従来の「努力」「友情」といった王道的テーマをベースにしながらも、そこへITと工学をぶつけることで、ピッチに“もうひとつの知性”を持ち込む。その結果として描かれるのは、サッカーというスポーツの根源的問い──「空間をいかに認識し、いかに使うか」──への異端にしてスリリングな挑戦だ。


物語の主人公は二人。ひとりは高校3年生の守備的ミッドフィルダー、浅海匠。技術精度は高く、ボールコントロールやパスの精度はプロに迫る。しかし判断スピードと視野の不足から、勝負の局面で一歩遅れる。勝利への執念は人一倍ながら、その執念ゆえに限界に苛まれている。もう一人は匠と同じ高校に通う1年生のITオタク、御影瞬一。基板をいじり、ドローンを改造し、アルゴリズムを組むことに快感を覚える探求心の塊だ。彼らは学校で偶然出会い、やがて「勝利」という一点で奇妙な共闘関係を結ぶ。


第1巻で描かれるのは、瞬一が仕掛ける反則すれすれのテクノロジーによる“補助脳”だ。

ドローンによる俯瞰映像をAIが解析し、それを匠の手首の包帯に隠したウェアラブルデバイスへ電気刺激で情報を伝達する。いわばピッチの“上空の目”を借りることで、彼は一瞬先を読む選択肢を得る。もちろんこれはサッカー規則の外側にある行為だ。だが、そこに描かれるのは「反則かどうか」ではなく「勝つためにどこまで踏み込むのか」という倫理と執念の交差点である。


印象的なのは、デバイスを使えば誰でも勝てるわけではないという点だ。匠は情報を受け取るだけでなく、その情報を理解し身体操作に落とし込むために徹底したトレーニングを積む。単なるズルではなく、「情報と肉体を統合する」過程そのものが苛烈な挑戦として描かれるのだ。これが、皮肉なことに物語に正統なスポーツマンガとしてのカタルシスを与えている。

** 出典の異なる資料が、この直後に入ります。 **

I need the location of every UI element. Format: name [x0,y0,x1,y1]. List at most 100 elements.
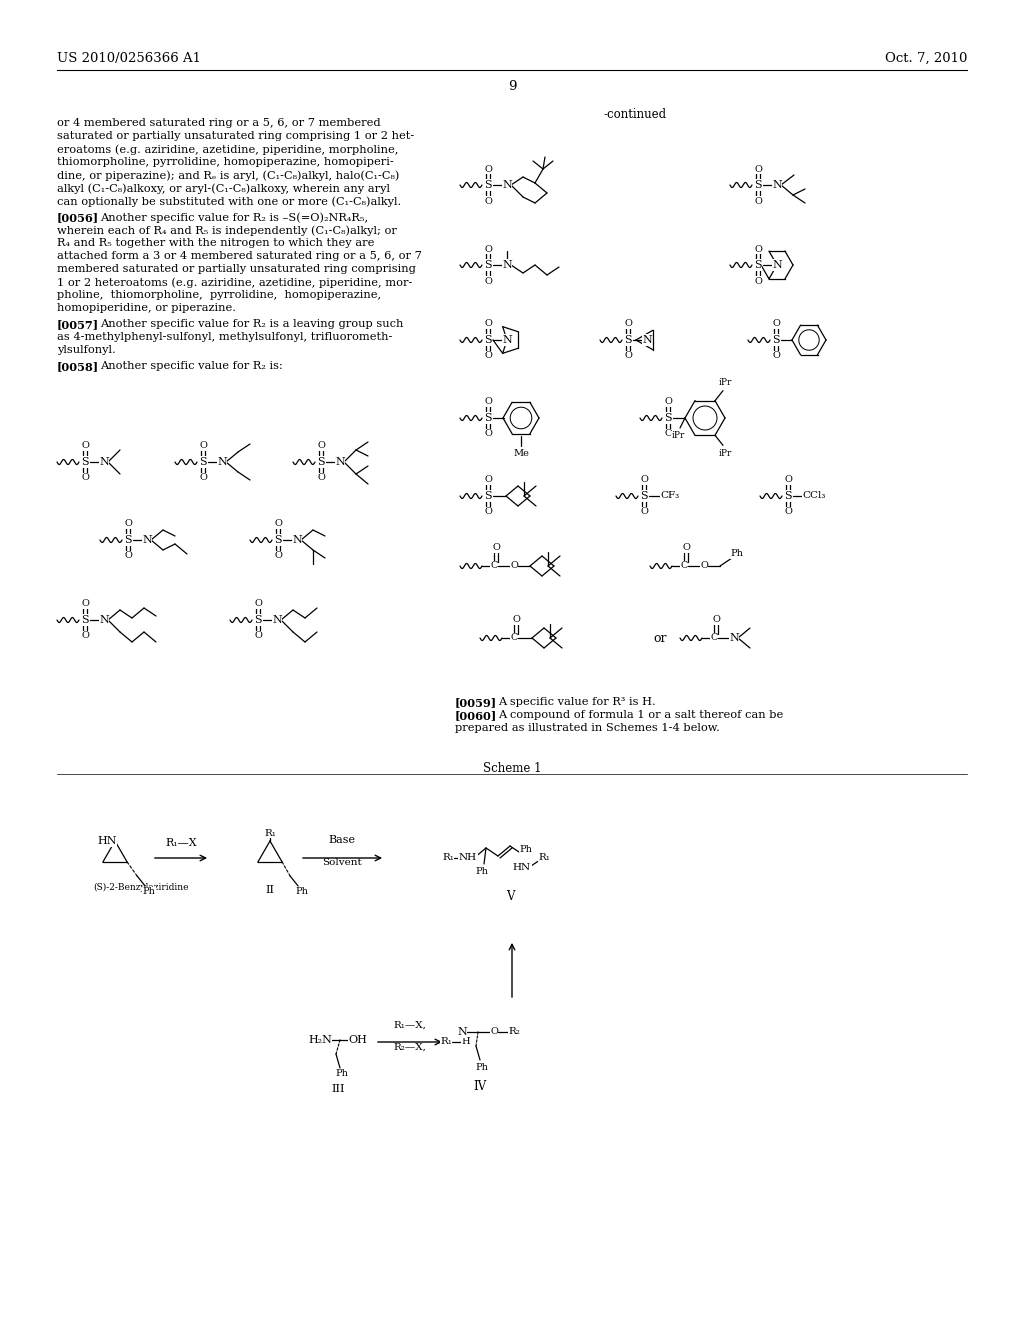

だが、対戦相手チームもスポンサー企業の息がかかった不正まがいの補強が行われていたり、主人公たちの“禁じ手”はむしろ対抗手段として読者に受け入れられる説得力がある。仲間たちの中にも「これは反則だ」と糾弾する者が現れるが、その声さえ物語を加速させる燃料となる。正義と不正の境界が揺らぐ中、読者はいつしか匠と瞬一に肩入れし、「何をしてでも勝ってほしい」と願ってしまう。タイトルにある「ミドルサード」は中盤のエリアを意味するが、そこが選手とテクノロジーの融合、そして倫理と執念の相克が試される実験場なのだ。


本作は単なるサッカーマンガではない。青春ドラマでもあり、倫理劇でもあり、そして近未来のスポーツテクノロジー論でもある。ギリギリ現実感のある最新テクノロジーを巧みに選び取り、それを人間の執念と結びつけることで、著者は「スポーツとは何か」という問いを真新しい形で提示している。


『ミドルサード シンギュラリティ』は、スポーツマンガのピッチを広げる革新的な作品だ。








というマンガが存在するテイで書評を書いてみた。